© : University of Illinois Press.

L’actualité littéraire est particulièrement riche en ce moment, et je me suis récemment arrêté ici sur différentes publications notables : Les derniers jours de Robert Johnson (Franz Duchazeau, éditions Sarbacane), Out of the Blue – Life on the Road with Muddy Waters (Brian Bisesi, University Press of Mississippi), See That My Grave Is Kept Clean: The World and Music of Blind Lemon Jefferson (Alan Govenar et Kip Lornell, La Reunion Publishing / Deep Vellum) et Deep Inside the Blues – Photographs and Interviews (Margo Cooper, University Press of Mississippi). Et ce n’est pas terminé avec la sortie programmée le 23 juillet 2024 du livre Ink – The Indelible J. Mayo Williams (University of Illinois Press), que l’on doit à Clifford R. Murphy. Ce dernier, ancien membre du groupe de country rock Say Zuzu, est également ethnomusicologue, auteur, et actuellement directeur du Smithsonian Center for Folklife & Cultural Heritage.

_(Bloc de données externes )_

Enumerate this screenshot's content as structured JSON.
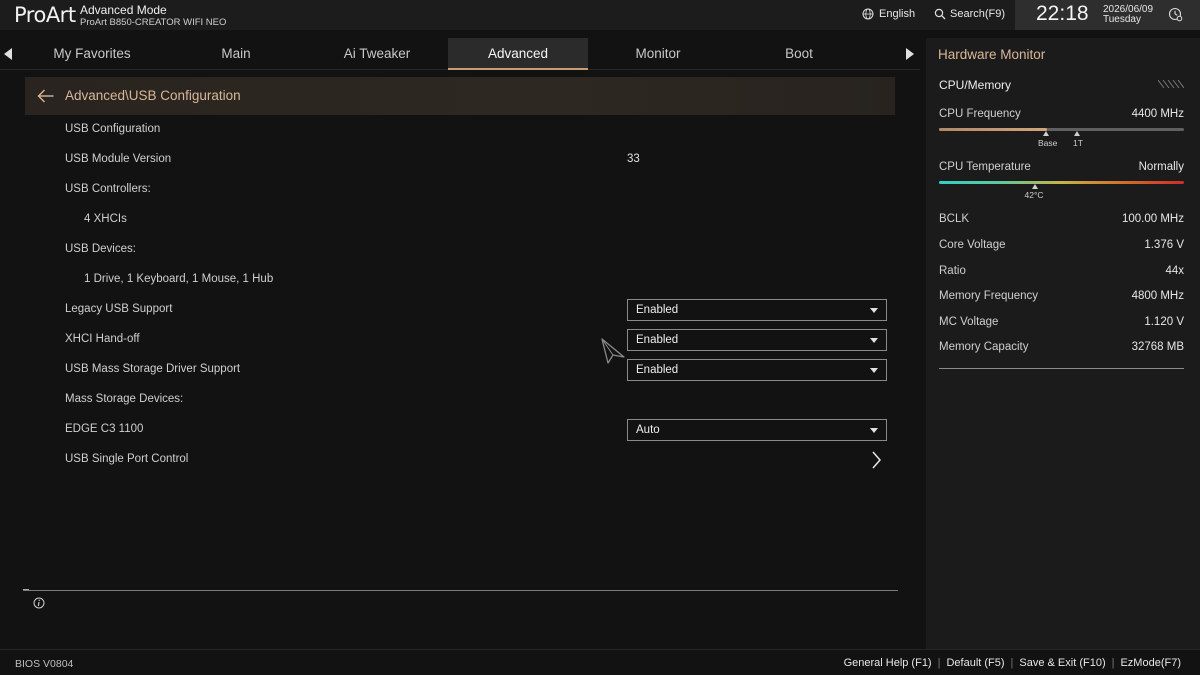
{
  "header": {
    "logo": "ProArt",
    "mode": "Advanced Mode",
    "model": "ProArt B850-CREATOR WIFI NEO",
    "language": "English",
    "search": "Search(F9)",
    "time": "22:18",
    "date": "2026/06/09",
    "weekday": "Tuesday"
  },
  "tabs": [
    {
      "label": "My Favorites"
    },
    {
      "label": "Main"
    },
    {
      "label": "Ai Tweaker"
    },
    {
      "label": "Advanced"
    },
    {
      "label": "Monitor"
    },
    {
      "label": "Boot"
    }
  ],
  "active_tab": "Advanced",
  "breadcrumb": "Advanced\\USB Configuration",
  "settings": [
    {
      "label": "USB Configuration"
    },
    {
      "label": "USB Module Version",
      "value": "33"
    },
    {
      "label": "USB Controllers:"
    },
    {
      "label": "4 XHCIs"
    },
    {
      "label": "USB Devices:"
    },
    {
      "label": "1 Drive, 1 Keyboard, 1 Mouse, 1 Hub"
    },
    {
      "label": "Legacy USB Support",
      "value": "Enabled"
    },
    {
      "label": "XHCI Hand-off",
      "value": "Enabled"
    },
    {
      "label": "USB Mass Storage Driver Support",
      "value": "Enabled"
    },
    {
      "label": "Mass Storage Devices:"
    },
    {
      "label": "EDGE C3 1100",
      "value": "Auto"
    },
    {
      "label": "USB Single Port Control"
    }
  ],
  "hw_monitor": {
    "title": "Hardware Monitor",
    "section": "CPU/Memory",
    "cpu_freq_label": "CPU Frequency",
    "cpu_freq_value": "4400 MHz",
    "cpu_freq_fraction": 0.44,
    "marker_base": "Base",
    "marker_1t": "1T",
    "cpu_temp_label": "CPU Temperature",
    "cpu_temp_value": "Normally",
    "cpu_temp_marker": "42°C",
    "cpu_temp_fraction": 0.39,
    "items": [
      {
        "label": "BCLK",
        "value": "100.00 MHz"
      },
      {
        "label": "Core Voltage",
        "value": "1.376 V"
      },
      {
        "label": "Ratio",
        "value": "44x"
      },
      {
        "label": "Memory Frequency",
        "value": "4800 MHz"
      },
      {
        "label": "MC Voltage",
        "value": "1.120 V"
      },
      {
        "label": "Memory Capacity",
        "value": "32768 MB"
      }
    ]
  },
  "footer": {
    "bios_version": "BIOS V0804",
    "general_help": "General Help (F1)",
    "default": "Default (F5)",
    "save_exit": "Save & Exit (F10)",
    "ez_mode": "EzMode(F7)"
  },
  "colors": {
    "accent": "#d8b896",
    "background": "#121212",
    "panel": "#1b1b1b"
  }
}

En 1911. © : Jeff Rankin / Medium.

Mais je souhaite m’attarder un peu sur le personnage qui fait l’objet de cette biographie, Jay Mayo « Ink » Williams, qui se distingua dans sa jeunesse comme athlète et joueur de football américain de haut niveau, mais que nous connaissons surtout comme découvreur de talents et producteur durant la période des race records. Il naît le 25 septembre 1894 à Pine Bluff, Arkansas. Suite à la mort de son père lors d’une fusillade le 16 novembre 1901, sa famille s’installe à Monmouth, Illinois, d’où vient sa mère. Très bon élève, Williams excelle en sport, en sprint sur les pistes d’athlétisme et dans les stades au football américain, séjourne quelques mois à Chicago quand il est encore lycéen en 1912-1913, puis s’inscrit pour la rentrée 1916 à la Brown University à Providence, Rhode Island.

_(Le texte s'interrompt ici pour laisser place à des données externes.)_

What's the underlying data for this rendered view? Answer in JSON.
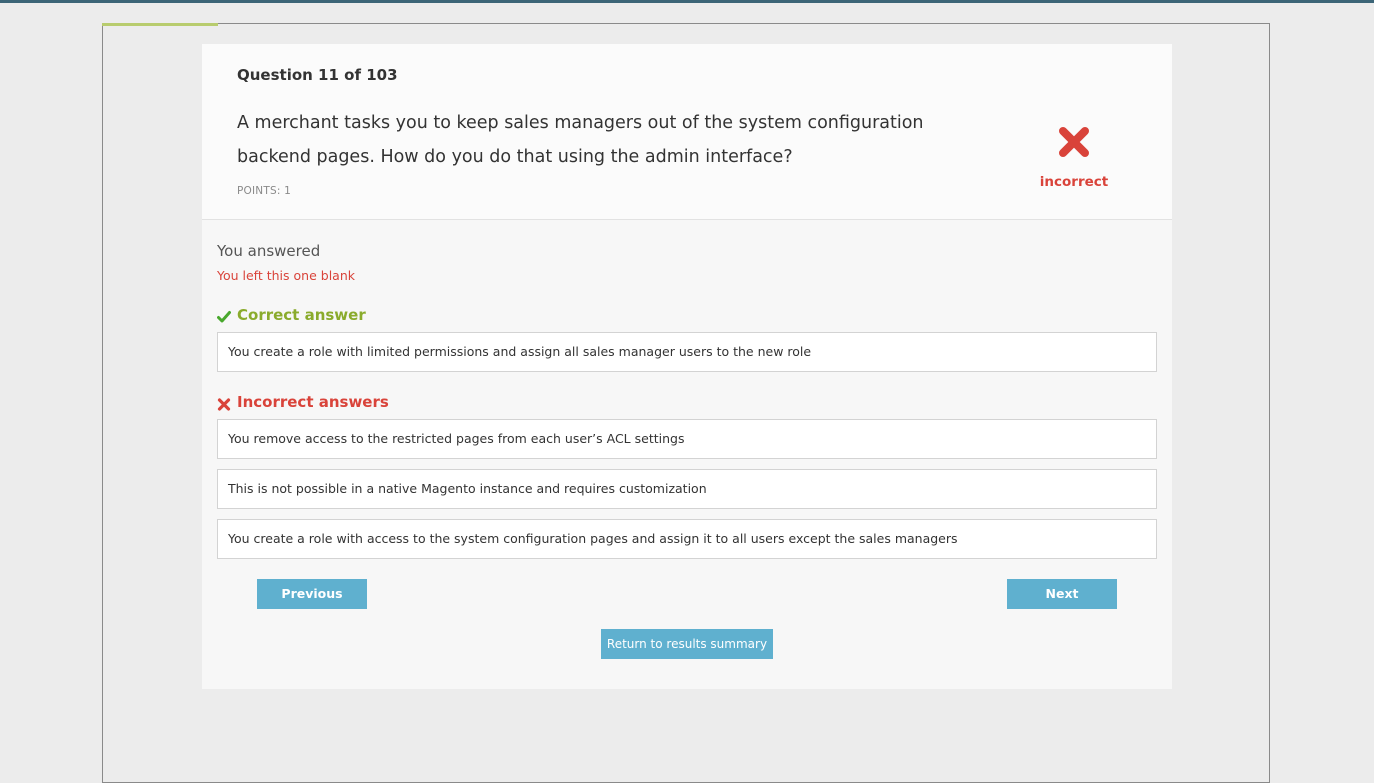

L’équipe de football américain avec Jay Mayo Williams (assis à gauche au premier rang, le seul Afro-Américain…) en 1920. © : Brown University Library.

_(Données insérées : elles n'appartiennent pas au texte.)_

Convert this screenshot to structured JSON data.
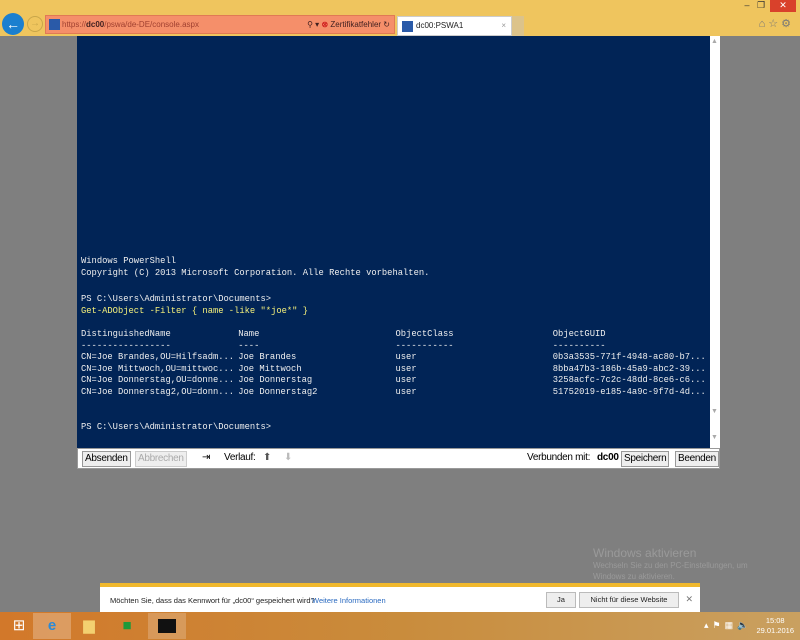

Après avoir servi durant la Première Guerre mondiale, Williams devient un des quatre premiers Afro-Américains à jouer dans la ligue professionnelle de football américain (National Football League ou NFL), l’année de sa fondation en 1920, avec notamment…Paul Robeson ! C’est la raison pour laquelle on l’appelle « Ink » (« encre »), non sans connotation raciste, et bien que certaines sources l’affirment encore, il ne doit pas ce surnom à son aptitude à obtenir la signature des artistes quand il exercera comme producteur. Il parvient à concilier sport et études, obtenant en 1921 un diplôme de philosophie, puis s’installe à Chicago, où il souhaite se consacrer à la musique, même s’il poursuivra parallèlement sa carrière de footballeur jusqu’en 1926.

En 1920. © : Wikipedia.

Au début des années 1920, les compagnies discographiques identifient le potentiel représenté par les artistes de blues et de jazz, qui sont alors tous afro-américains. Trois « poids lourds » lancent rapidement des séries de race records, OKeh, Columbia et Paramount. En 1923, Williams, qui fréquente régulièrement les clubs de Chicago et connaît de nombreux artistes, est engagé par Paramount qui n’hésite pas à lui confier la charge de sa « Race Division » malgré son inexpérience. S’il avouera ensuite s’être un peu « survendu » pour avoir le poste (en outre, Paramount n’a jamais su qu’il menait également sa carrière sportive…), il ne décevra pas ses employeurs. En tant que talent scout, il découvre en 1923 Ma Rainey, puis en 1924 Papa Charlie Jackson, qui feront toute leur carrière chez Paramount (hormis quelques faces en 1934 pour Jackson, mais le label avait fermé en 1932, mon article du 1er septembre 2022).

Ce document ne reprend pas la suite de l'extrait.